On circule difficilement dans cette rue toute la semaine durant mais pas du tout le vendredi, car toute sa partie centrale est alors réservée à la prière, en dépit du fait qu'on soit, à vol d'oiseau, à moins d'une centaine de mètres de la rue Malaval se trouve une magnifique et immense mosquée de construction récente.

Le bas de la rue est en revanche réservé à un commerce spécifique qui est celui des cigarettes de contrebande ; des dizaines de vendeurs à la sauvette vous y proposent, ostensiblement et publiquement, leurs cartouches, sans que nul n'y trouve naturellement à redire.

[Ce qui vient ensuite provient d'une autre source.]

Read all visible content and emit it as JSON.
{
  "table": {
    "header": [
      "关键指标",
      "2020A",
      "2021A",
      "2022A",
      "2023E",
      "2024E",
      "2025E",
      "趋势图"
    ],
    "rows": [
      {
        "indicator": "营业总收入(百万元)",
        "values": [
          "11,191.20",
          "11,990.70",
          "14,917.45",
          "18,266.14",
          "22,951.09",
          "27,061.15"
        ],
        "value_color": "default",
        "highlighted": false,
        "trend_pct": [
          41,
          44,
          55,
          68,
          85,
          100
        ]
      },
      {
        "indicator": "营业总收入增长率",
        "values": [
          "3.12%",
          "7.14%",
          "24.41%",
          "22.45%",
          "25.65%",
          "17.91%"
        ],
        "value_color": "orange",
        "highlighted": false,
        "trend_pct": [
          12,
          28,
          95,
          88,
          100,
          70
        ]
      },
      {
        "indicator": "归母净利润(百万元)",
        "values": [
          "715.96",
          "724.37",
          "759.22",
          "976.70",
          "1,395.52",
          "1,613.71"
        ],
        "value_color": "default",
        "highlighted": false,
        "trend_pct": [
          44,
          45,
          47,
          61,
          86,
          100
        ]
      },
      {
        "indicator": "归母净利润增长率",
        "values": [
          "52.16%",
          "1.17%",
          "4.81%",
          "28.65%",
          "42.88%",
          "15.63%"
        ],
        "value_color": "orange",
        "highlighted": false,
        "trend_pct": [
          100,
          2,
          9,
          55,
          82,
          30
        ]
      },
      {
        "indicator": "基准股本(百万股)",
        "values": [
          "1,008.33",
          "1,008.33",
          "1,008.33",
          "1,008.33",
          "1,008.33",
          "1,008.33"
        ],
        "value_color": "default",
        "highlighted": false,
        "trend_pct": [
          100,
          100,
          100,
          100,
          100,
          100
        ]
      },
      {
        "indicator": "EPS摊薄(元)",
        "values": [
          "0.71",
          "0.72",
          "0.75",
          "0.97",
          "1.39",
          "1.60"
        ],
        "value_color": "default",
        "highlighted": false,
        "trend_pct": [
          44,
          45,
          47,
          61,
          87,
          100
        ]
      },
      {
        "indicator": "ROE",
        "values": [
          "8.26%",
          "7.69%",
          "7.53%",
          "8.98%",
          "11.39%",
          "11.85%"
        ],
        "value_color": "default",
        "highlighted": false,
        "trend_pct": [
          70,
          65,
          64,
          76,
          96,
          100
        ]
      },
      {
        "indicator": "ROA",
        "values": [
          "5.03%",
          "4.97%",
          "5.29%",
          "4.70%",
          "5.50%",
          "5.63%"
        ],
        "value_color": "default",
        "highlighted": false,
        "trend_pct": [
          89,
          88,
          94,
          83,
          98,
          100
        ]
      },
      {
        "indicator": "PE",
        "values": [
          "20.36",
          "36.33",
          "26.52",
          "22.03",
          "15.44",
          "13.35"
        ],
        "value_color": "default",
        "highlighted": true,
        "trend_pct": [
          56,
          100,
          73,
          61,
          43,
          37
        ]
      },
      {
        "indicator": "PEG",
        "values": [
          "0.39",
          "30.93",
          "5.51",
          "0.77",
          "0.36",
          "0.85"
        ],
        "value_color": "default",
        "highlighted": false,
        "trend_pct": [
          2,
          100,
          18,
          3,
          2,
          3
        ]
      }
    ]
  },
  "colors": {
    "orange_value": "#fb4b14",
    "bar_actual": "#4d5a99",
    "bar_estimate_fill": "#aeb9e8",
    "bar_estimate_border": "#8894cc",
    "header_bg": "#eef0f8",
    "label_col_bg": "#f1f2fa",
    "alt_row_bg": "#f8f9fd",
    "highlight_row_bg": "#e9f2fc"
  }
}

Leur petit commerce empiète souvent sur le parking qui se trouve immédiatement à droite du bas de la rue.

Naturellement, hier, toute la Porte d'Aix (d'où l'on avait viré le camping sauvage des Roms) n'était guère peuplée que de gendarmes, de CRS, de chaussettes à clous en civil et sans doute de militants UMP et d'employés municipaux (ce qui est à peu près la même chose car le maire devait accompagner le ministre) ; toutes les petites activités, interdites mais publiques et habituelles, avaient naturellement disparu mais soyez sûrs qu'elles reprendront très vite.

Comme on pouvait s'y attendre et c'est bien naturel notre brave ministre n'y a vu que du bleu !

Pour les nobles lecteurs étrangers ! "N' y voir que du bleu : expression populaire française : Ne pas s'apercevoir d'une chose qu'on vous fait, se faire avoir, être crédule."